Like the diet plan, you record your results every workout. The program is "smart" and adjusts future workouts on the results of your previous workouts. Getting stronger seems to be required! I've easily added 30 lbs on my bench and 40-50 on my squat (although I started really light because of an arm injury) in the last month; I expect the weights to increase more slowly now. The site includes simple, but informative, animations of how to do the exercises, and you can print out written descriptions to take with you to the gym if you're unfamiliar with an exercise.
The selection of exercises is very good--besides using lots of compound movement exercises, you're using mostly barbells and dumbells. Only a couple of machines--leg extension, leg press, cable (for tricep pushdowns), and pull downs. The 15/rep day is extra bitchy because you only do a few exercises twice that day. Instead, it's variations on your first circuit.
The one good thing the program does is require you to do a light cardio warm up. It's only 5 minutes, but the program wants you to record it.
Cons: well, warm ups on the particular exercises is mentioned, but not reinforced in record keeping. Dynamic stretching is not touched upon, and that's probably the best way to avoid injury. Incorporate some dynamic stretching after the light cardio warm up before lifting, and save static stretching for after the workout (which the program also doesn't cover well, if at all).
The Cardio Plan Variety, apparently, is the spice of cardio life. On the days you aren't lifting, you're cardio-ing. The program has me currently doing a "brisk walk" for 45 minutes/session for the first two cardio sessions, then a form of HIIT (it truly is a bitch), and then an "easy" bike ride for 45 minutes on the fourth day. You can always substitute.
You record, of course, your results with the program, which can give you bare-bones summary records on request. You record time, distance, and your average effort (categorized by heart rate).
Checking in At an interval you determine, you check in with the program. You tell it how much your weight has changed, your stomach shrunk, and a bunch of other body measurements. One thing it doesn't do, at least explicitly, is measure body fat. This is a weakness in a way, but not too serious. Part of it, of course, is the difficulty in getting a real number. Part of it is that I think the program makes an estimage from all your measurements; and part of it is that what most guys doing the plan care about are losing inches off the stomach area.

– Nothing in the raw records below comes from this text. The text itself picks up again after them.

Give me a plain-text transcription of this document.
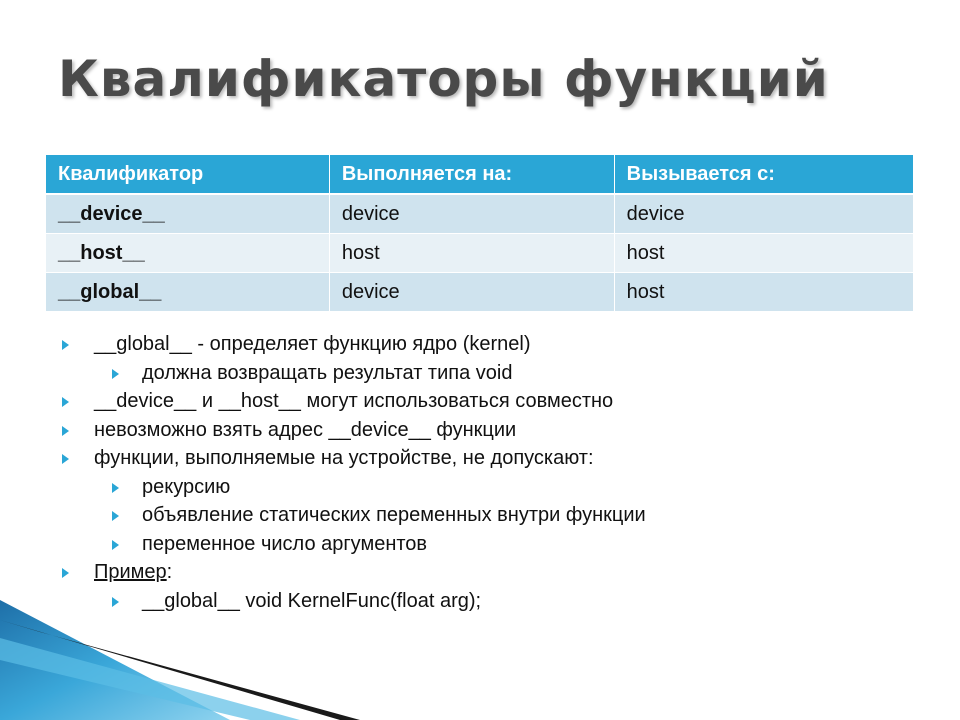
Квалификаторы функций
Квалификатор	Выполняется на:	Вызывается с:
__device__	device	device
__host__	host	host
__global__	device	host
__global__ - определяет функцию ядро (kernel)
должна возвращать результат типа void
__device__ и __host__ могут использоваться совместно
невозможно взять адрес __device__ функции
функции, выполняемые на устройстве, не допускают:
рекурсию
объявление статических переменных внутри функции
переменное число аргументов
Пример:
__global__ void KernelFunc(float arg);
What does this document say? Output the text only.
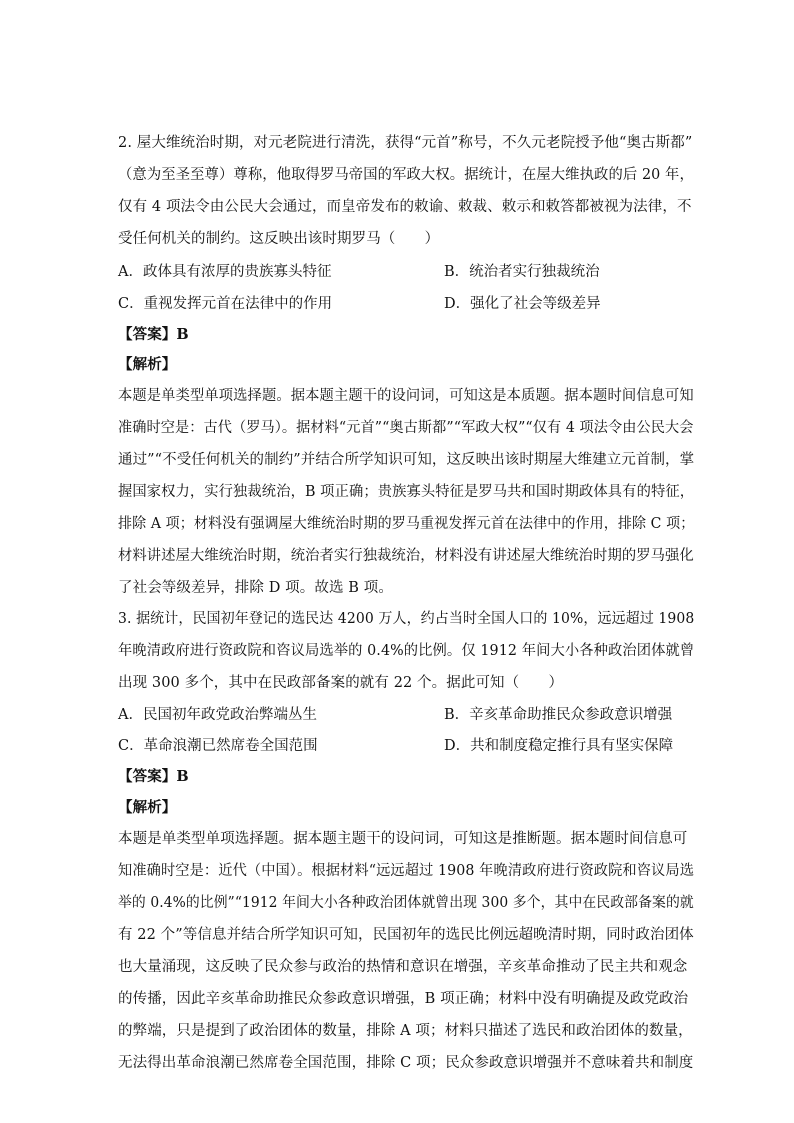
2. 屋大维统治时期，对元老院进行清洗，获得“元首”称号，不久元老院授予他“奥古斯都”
（意为至圣至尊）尊称，他取得罗马帝国的军政大权。据统计，在屋大维执政的后 20 年，
仅有 4 项法令由公民大会通过，而皇帝发布的敕谕、敕裁、敕示和敕答都被视为法律，不
受任何机关的制约。这反映出该时期罗马（　　）
A．政体具有浓厚的贵族寡头特征	B．统治者实行独裁统治
C．重视发挥元首在法律中的作用	D．强化了社会等级差异
【答案】B
【解析】
本题是单类型单项选择题。据本题主题干的设问词，可知这是本质题。据本题时间信息可知
准确时空是：古代（罗马）。据材料“元首”“奥古斯都”“军政大权”“仅有 4 项法令由公民大会
通过”“不受任何机关的制约”并结合所学知识可知，这反映出该时期屋大维建立元首制，掌
握国家权力，实行独裁统治，B 项正确；贵族寡头特征是罗马共和国时期政体具有的特征，
排除 A 项；材料没有强调屋大维统治时期的罗马重视发挥元首在法律中的作用，排除 C 项；
材料讲述屋大维统治时期，统治者实行独裁统治，材料没有讲述屋大维统治时期的罗马强化
了社会等级差异，排除 D 项。故选 B 项。
3. 据统计，民国初年登记的选民达 4200 万人，约占当时全国人口的 10%，远远超过 1908
年晚清政府进行资政院和咨议局选举的 0.4%的比例。仅 1912 年间大小各种政治团体就曾
出现 300 多个，其中在民政部备案的就有 22 个。据此可知（　　）
A．民国初年政党政治弊端丛生	B．辛亥革命助推民众参政意识增强
C．革命浪潮已然席卷全国范围	D．共和制度稳定推行具有坚实保障
【答案】B
【解析】
本题是单类型单项选择题。据本题主题干的设问词，可知这是推断题。据本题时间信息可
知准确时空是：近代（中国）。根据材料“远远超过 1908 年晚清政府进行资政院和咨议局选
举的 0.4%的比例”“1912 年间大小各种政治团体就曾出现 300 多个，其中在民政部备案的就
有 22 个”等信息并结合所学知识可知，民国初年的选民比例远超晚清时期，同时政治团体
也大量涌现，这反映了民众参与政治的热情和意识在增强，辛亥革命推动了民主共和观念
的传播，因此辛亥革命助推民众参政意识增强，B 项正确；材料中没有明确提及政党政治
的弊端，只是提到了政治团体的数量，排除 A 项；材料只描述了选民和政治团体的数量，
无法得出革命浪潮已然席卷全国范围，排除 C 项；民众参政意识增强并不意味着共和制度
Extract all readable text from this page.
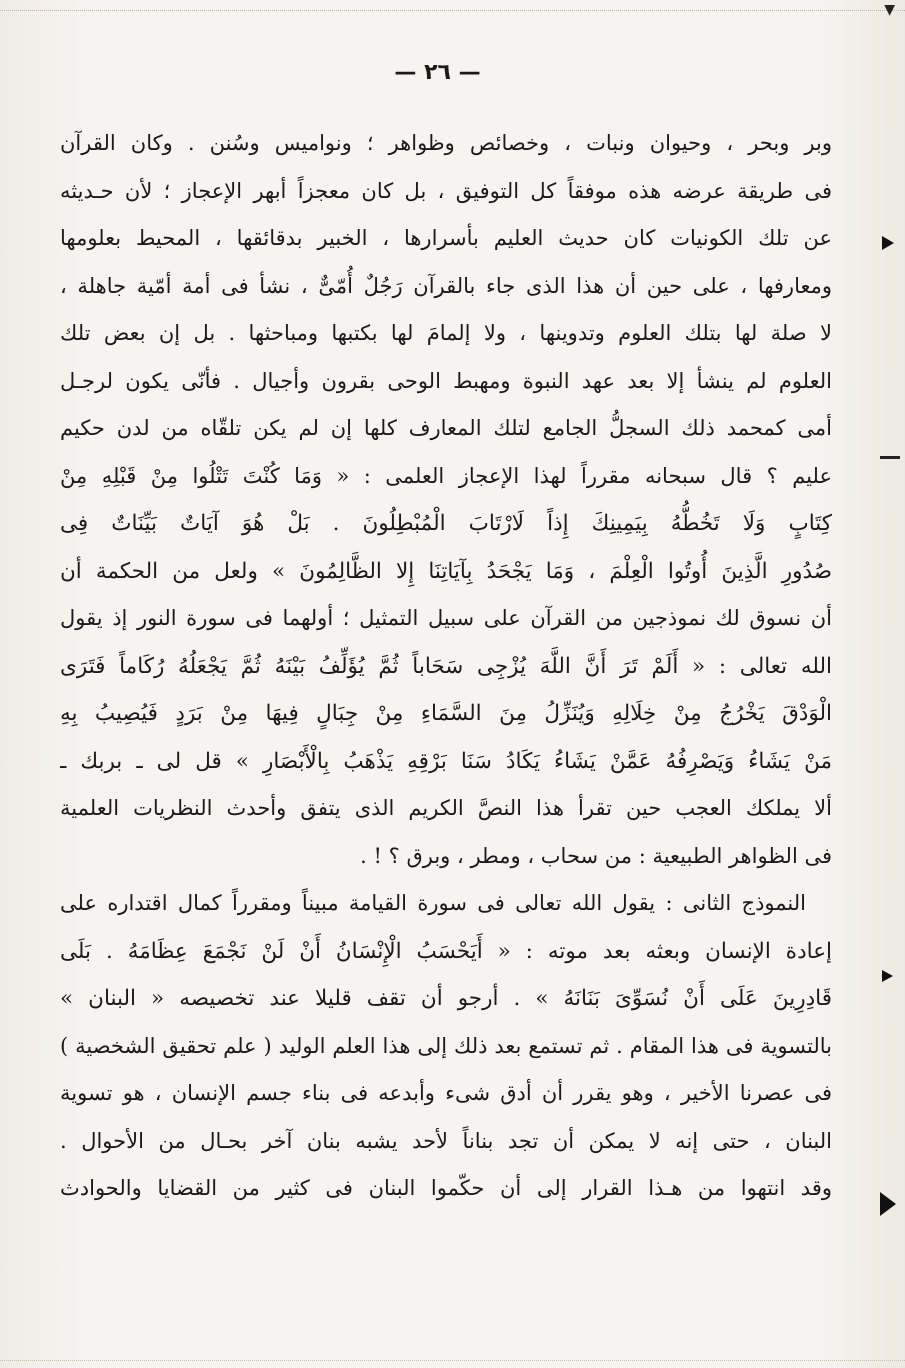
▼
— ٢٦ —
وبر وبحر ، وحيوان ونبات ، وخصائص وظواهر ؛ ونواميس وسُنن . وكان القرآن
فى طريقة عرضه هذه موفقاً كل التوفيق ، بل كان معجزاً أبهر الإعجاز ؛ لأن حـديثه
عن تلك الكونيات كان حديث العليم بأسرارها ، الخبير بدقائقها ، المحيط بعلومها
ومعارفها ، على حين أن هذا الذى جاء بالقرآن رَجُلٌ أُمّىٌّ ، نشأ فى أمة أمّية جاهلة ،
لا صلة لها بتلك العلوم وتدوينها ، ولا إلمامَ لها بكتبها ومباحثها . بل إن بعض تلك
العلوم لم ينشأ إلا بعد عهد النبوة ومهبط الوحى بقرون وأجيال . فأنّى يكون لرجـل
أمى كمحمد ذلك السجلُّ الجامع لتلك المعارف كلها إن لم يكن تلقّاه من لدن حكيم
عليم ؟ قال سبحانه مقرراً لهذا الإعجاز العلمى : « وَمَا كُنْتَ تَتْلُوا مِنْ قَبْلِهِ مِنْ
كِتَابٍ وَلَا تَخُطُّهُ بِيَمِينِكَ إِذاً لَارْتَابَ الْمُبْطِلُونَ . بَلْ هُوَ آيَاتٌ بَيِّنَاتٌ فِى
صُدُورِ الَّذِينَ أُوتُوا الْعِلْمَ ، وَمَا يَجْحَدُ بِآيَاتِنَا إِلا الظَّالِمُونَ » ولعل من الحكمة أن
أن نسوق لك نموذجين من القرآن على سبيل التمثيل ؛ أولهما فى سورة النور إذ يقول
الله تعالى : « أَلَمْ تَرَ أَنَّ اللَّهَ يُزْجِى سَحَاباً ثُمَّ يُؤَلِّفُ بَيْنَهُ ثُمَّ يَجْعَلُهُ رُكَاماً فَتَرَى
الْوَدْقَ يَخْرُجُ مِنْ خِلَالِهِ وَيُنَزِّلُ مِنَ السَّمَاءِ مِنْ جِبَالٍ فِيهَا مِنْ بَرَدٍ فَيُصِيبُ بِهِ
مَنْ يَشَاءُ وَيَصْرِفُهُ عَمَّنْ يَشَاءُ يَكَادُ سَنَا بَرْقِهِ يَذْهَبُ بِالْأَبْصَارِ » قل لى ـ بربك ـ
ألا يملكك العجب حين تقرأ هذا النصَّ الكريم الذى يتفق وأحدث النظريات العلمية
فى الظواهر الطبيعية : من سحاب ، ومطر ، وبرق ؟ ! .
النموذج الثانى : يقول الله تعالى فى سورة القيامة مبيناً ومقرراً كمال اقتداره على
إعادة الإنسان وبعثه بعد موته : « أَيَحْسَبُ الْإِنْسَانُ أَنْ لَنْ نَجْمَعَ عِظَامَهُ . بَلَى
قَادِرِينَ عَلَى أَنْ نُسَوِّىَ بَنَانَهُ » . أرجو أن تقف قليلا عند تخصيصه « البنان »
بالتسوية فى هذا المقام . ثم تستمع بعد ذلك إلى هذا العلم الوليد ( علم تحقيق الشخصية )
فى عصرنا الأخير ، وهو يقرر أن أدق شىء وأبدعه فى بناء جسم الإنسان ، هو تسوية
البنان ، حتى إنه لا يمكن أن تجد بناناً لأحد يشبه بنان آخر بحـال من الأحوال .
وقد انتهوا من هـذا القرار إلى أن حكّموا البنان فى كثير من القضايا والحوادث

Nice, Greg, but what about your results? I've been following the diet about 80-90%, and been ever faithful on all the workouts. I've lost 4-5 pounds of weight, probably 5-7 pounds of fat, and put on maybe a 1-2 pounds of muscle (remember, I was out for awhile with an injury, so I'm getting some newbie-like results). It's not a tremendous amount of weight, but it's slow and steady. What I'm taking away most from this plan is the reinforcement of the many-meals-a-day idea, and I savor not having to make choices every day about what I'm to eat. We'll see where I'm at in another 3-8 weeks.
Recommendations I recommend this program if you are the target audience for this program--a guy (or girl) who's either never seen their abs, or did a long time ago, but then they went into hiding. It's not for those of you prepping for shows--the diet is too relaxed for that. It's also good for helping establish new eating patterns (how often and how big) and content (what you eat). For $30/3 months, it's about the price of 7 lbs of whey protein, --I'll keep it for awhile until my eating habits are 90% :).